第69話

「なんでこんな日に寝坊するのー⁉︎」

「本当にごめんって」


 朝、寝坊してしまった。昨日準備をして、それで今日寝坊するなんて本当に馬鹿すぎるだろ! 

 自分で自分のことを貶しながら急いで準備をしていた。


「よし、準備万端だ。行こう!」

「うん! もうすぐ電車来ちゃうよ」

「うわっ! まじだ。急がないと」


 それから全速力で走って駅へと向かった。



***



「はぁー……。なんとか間に合った……」

「本当だよ……。誰かさんのせいで……」

「誠にすみませんでした!」


 電車内で深々と頭を下げた。


「しょうがないな。別に良いよ。間に合ったんだし」

「駅が家から近くて助かったよ」

「本当にね」


 その会話を尻目に、電車内でくつろげるだけくつろいでいた。色々話をして、持っていたお菓子を食べたりと楽しく過ごしていた。


そして


「けいくん! 起きて」


 結衣の囁くような声と強く体を揺らされた事により、目が覚めた。


「どうしたんだ?」

「どうしたじゃ無いよ。
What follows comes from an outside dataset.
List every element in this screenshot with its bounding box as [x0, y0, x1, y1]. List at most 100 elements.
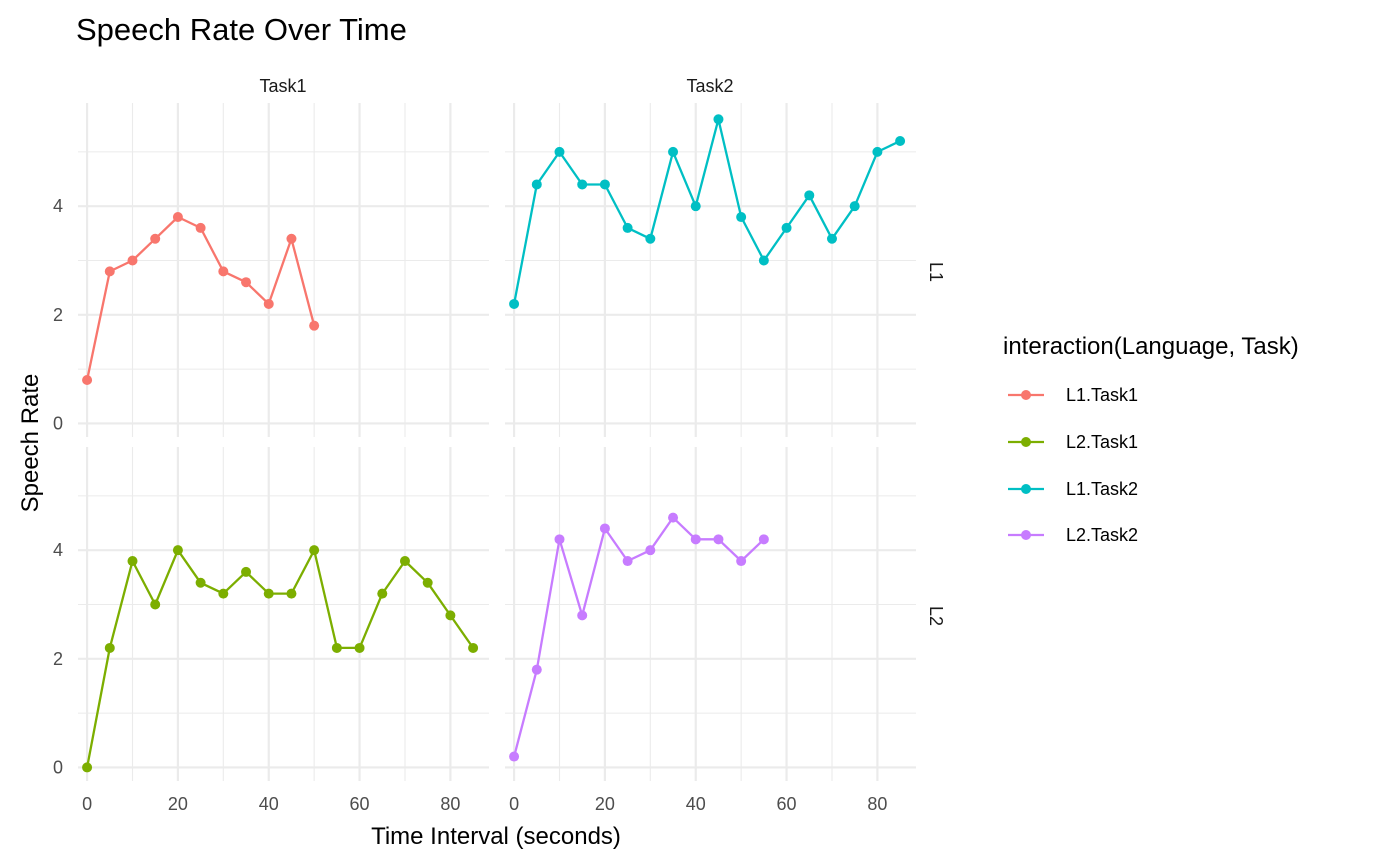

もうすぐ着くよ」


 そう言われて今の場所を確認すると、目的の駅の一つ前だった。


「もう! 寝坊して電車内でも寝るなんて」

「ごめんな。帰りは俺が起きとくから安心して寝て良いぞ」


 結衣も寝たかったんだろう。そう思って何気なく返した。


「そういうことじゃ無いよ。……まぁ良いけど」

「うん?」


 俺が思っていたのと違うらしい。まぁ、今は寝起きで頭が働いていないから、もっと何かあってもおかしく無いか。


 それから目的地についた。


「久しぶりだねー」

「少しくらいしか離れてないのにな」

「まぁずっとこの町にいたんだし。しょうがないことだよ」

「そうだな!」


 返事をした後、辺りを見渡してみる。

 ……全然変わってない。まぁ、当たり前か。一年すら経ってないもんな。


「それじゃあそろそろ向かうか」

「そうだね!」


 俺たちは歩いて実家へと向かった。

 駅からは少し遠いが、久しぶりのこの町に帰ってきたんだから色々出歩きたいという結衣からの提案だった。
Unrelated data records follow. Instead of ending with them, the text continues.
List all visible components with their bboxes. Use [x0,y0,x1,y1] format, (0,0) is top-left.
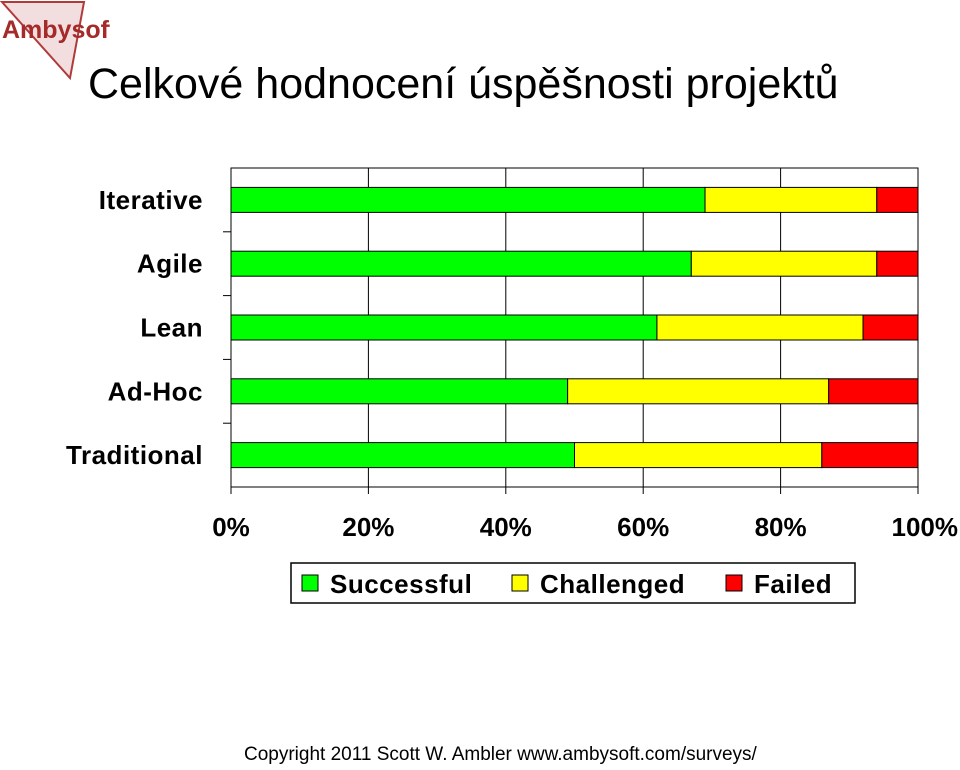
legend-label-failed: Failed [754,569,832,599]
category-label: Agile [137,249,203,279]
legend-box [290,562,856,604]
category-label: Ad-Hoc [108,376,203,406]
axis-layer [223,231,919,494]
label-layer: 0% 20% 40% 60% 80% 100% Iterative Agile Lean Ad-H… [66,185,958,542]
bar-segment-challenged [567,378,830,405]
bar-segment-successful [230,442,575,469]
category-label: Iterative [99,185,203,215]
bar-segment-successful [230,250,692,277]
bar-segment-challenged [656,314,864,341]
x-tick-label: 100% [892,512,959,542]
legend-swatch-successful [301,574,319,592]
bar-segment-failed [828,378,919,405]
x-tick-label: 20% [342,512,394,542]
x-tick-label: 0% [212,512,250,542]
bar-segment-failed [862,314,919,341]
legend-label-challenged: Challenged [540,569,685,599]
bar-segment-challenged [704,186,878,213]
legend-swatch-challenged [511,574,529,592]
x-tick-label: 60% [617,512,669,542]
copyright-footer: Copyright 2011 Scott W. Ambler www.ambys… [244,744,757,765]
ambysoft-logo: Ambysoft [0,1,110,80]
bar-segment-failed [876,250,919,277]
bar-segment-successful [230,186,706,213]
bar-layer [230,186,919,469]
logo-triangle-icon [0,1,86,80]
stacked-bar-chart: 0% 20% 40% 60% 80% 100% Iterative Agile Lean Ad-H… [66,167,958,604]
category-label: Lean [140,313,203,343]
bar-segment-successful [230,378,569,405]
bar-segment-failed [876,186,919,213]
x-tick-label: 40% [480,512,532,542]
category-label: Traditional [66,440,203,470]
legend: Successful Challenged Failed [290,562,856,604]
bar-segment-failed [821,442,919,469]
legend-label-successful: Successful [330,569,472,599]
bar-segment-challenged [574,442,823,469]
page-title: Celkové hodnocení úspěšnosti projektů [88,60,839,108]
bar-segment-successful [230,314,658,341]
logo-text: Ambysoft [2,16,110,44]
x-tick-label: 80% [755,512,807,542]
bar-segment-challenged [690,250,878,277]
legend-swatch-failed [725,574,743,592]
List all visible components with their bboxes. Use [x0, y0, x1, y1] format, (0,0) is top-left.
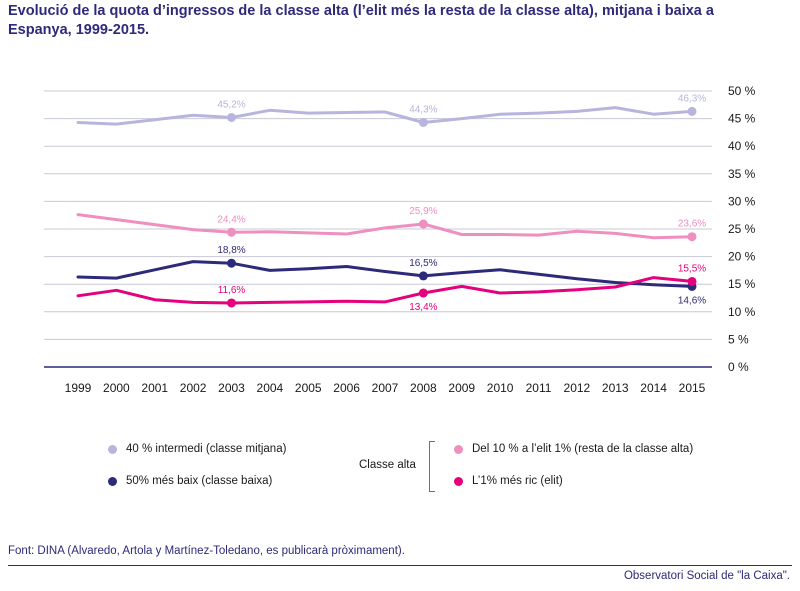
x-tick-label: 2007: [372, 381, 399, 395]
chart-title: Evolució de la quota d’ingressos de la c…: [8, 3, 714, 38]
x-tick-label: 2000: [103, 381, 130, 395]
data-label: 23,6%: [678, 219, 706, 230]
legend-label-rest-upper-class: Del 10 % a l’elit 1% (resta de la classe…: [472, 443, 694, 455]
legend-marker-elite: [454, 476, 463, 486]
legend-item-lower-class: 50% més baix (classe baixa): [108, 475, 272, 487]
series-line: [76, 106, 694, 126]
data-point-marker: [418, 271, 428, 281]
y-tick-label: 0 %: [728, 360, 749, 374]
series-line: [76, 276, 694, 305]
data-point-marker: [687, 276, 697, 286]
y-tick-label: 45 %: [728, 112, 756, 126]
source-note: Font: DINA (Alvaredo, Artola y Martínez-…: [8, 545, 405, 557]
x-tick-label: 2015: [679, 381, 706, 395]
credit: Observatori Social de "la Caixa".: [623, 570, 790, 582]
data-point-marker: [687, 232, 697, 242]
data-point-marker: [227, 258, 236, 268]
data-label: 44,3%: [409, 104, 437, 115]
y-tick-label: 15 %: [728, 277, 756, 291]
x-tick-label: 2005: [295, 381, 322, 395]
x-tick-label: 2010: [487, 381, 514, 395]
x-tick-label: 2003: [218, 381, 245, 395]
y-tick-label: 40 %: [728, 139, 756, 153]
data-point-marker: [418, 219, 428, 229]
data-point-marker: [418, 117, 428, 127]
x-tick-label: 2004: [257, 381, 284, 395]
data-point-marker: [687, 106, 697, 116]
legend-label-elite: L’1% més ric (elit): [472, 475, 563, 487]
x-tick-label: 2011: [526, 381, 552, 395]
legend-label-middle-class: 40 % intermedi (classe mitjana): [126, 443, 287, 455]
x-tick-label: 2012: [564, 381, 591, 395]
legend-item-rest-upper-class: Del 10 % a l’elit 1% (resta de la classe…: [454, 443, 693, 455]
data-label: 24,4%: [217, 214, 245, 225]
x-tick-label: 2013: [602, 381, 629, 395]
y-tick-label: 25 %: [728, 222, 756, 236]
legend-item-middle-class: 40 % intermedi (classe mitjana): [108, 443, 286, 455]
y-tick-label: 5 %: [728, 332, 749, 346]
legend-group-bracket: [429, 441, 436, 492]
data-label: 11,6%: [218, 285, 246, 296]
x-tick-label: 2001: [141, 381, 168, 395]
legend-item-elite: L’1% més ric (elit): [454, 475, 563, 487]
x-tick-label: 1999: [65, 381, 92, 395]
data-label: 18,8%: [217, 245, 245, 256]
legend-marker-middle-class: [108, 444, 117, 454]
x-tick-label: 2014: [640, 381, 667, 395]
y-tick-label: 30 %: [728, 194, 756, 208]
data-label: 14,6%: [678, 295, 706, 306]
legend-marker-lower-class: [108, 476, 117, 486]
data-label: 16,5%: [409, 258, 437, 269]
footer-divider: [8, 565, 792, 566]
series-line: [76, 260, 694, 288]
series-line: [76, 213, 694, 240]
data-label: 45,2%: [217, 99, 245, 110]
data-point-marker: [227, 112, 236, 122]
y-tick-label: 10 %: [728, 305, 756, 319]
x-tick-label: 2009: [448, 381, 475, 395]
y-tick-label: 35 %: [728, 167, 756, 181]
data-point-marker: [227, 227, 236, 237]
x-tick-label: 2008: [410, 381, 437, 395]
data-label: 25,9%: [409, 206, 437, 217]
legend-marker-rest-upper-class: [454, 444, 463, 454]
data-label: 15,5%: [678, 263, 706, 274]
x-tick-label: 2002: [180, 381, 207, 395]
y-tick-label: 50 %: [728, 84, 756, 98]
data-label: 13,4%: [409, 302, 437, 313]
data-label: 46,3%: [678, 93, 706, 104]
line-chart: 0 % 5 % 10 % 15 % 20 % 25 % 30 % 35 % 40 % 45 % 50…: [44, 84, 756, 395]
legend-group-label: Classe alta: [359, 459, 416, 471]
legend-label-lower-class: 50% més baix (classe baixa): [126, 475, 273, 487]
x-tick-label: 2006: [333, 381, 360, 395]
data-point-marker: [418, 288, 428, 298]
data-point-marker: [227, 298, 236, 308]
y-tick-label: 20 %: [728, 250, 756, 264]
「今住んでる場所に比べたらここって結構な田舎なんだね」

「確かにな。ここにいた時からなんとなく気づいてたけど」

「遊ぶ場所なんて限られてるもんね」


 この町には遊ぶ場所といえば大型のショッピングモールがあるくらいだ。田舎すぎるというほどでは無いが、都会でも無いと言った感じの町だな。


「懐かしいね」

「そうだなー。この店とか」

「ああー! よく行ったねー」


 そんな感じで昔話に花を咲かせていた。やっぱり最近見てなかったものを見たらテンションって上がるんだな。


「この公園も懐かしいね」

「だなー。子供の頃良く遊んでたよな」

「うん」


 家に近づいて行くにつれてどんどん懐かしい物や場所が増えて来た。

 そんな時は一際懐かしいものが俺たちの目に入った。


「あっ! ここの駄菓子屋懐かしくない?」


 結衣はそう言って少し年季入っているような店を指さした。


「確かに! ちょっと寄ってみるか」

「そうだねー。ここのきなこ棒美味しかったんだよね」


 そんな会話をしながら家に一番近い駄菓子屋に入った。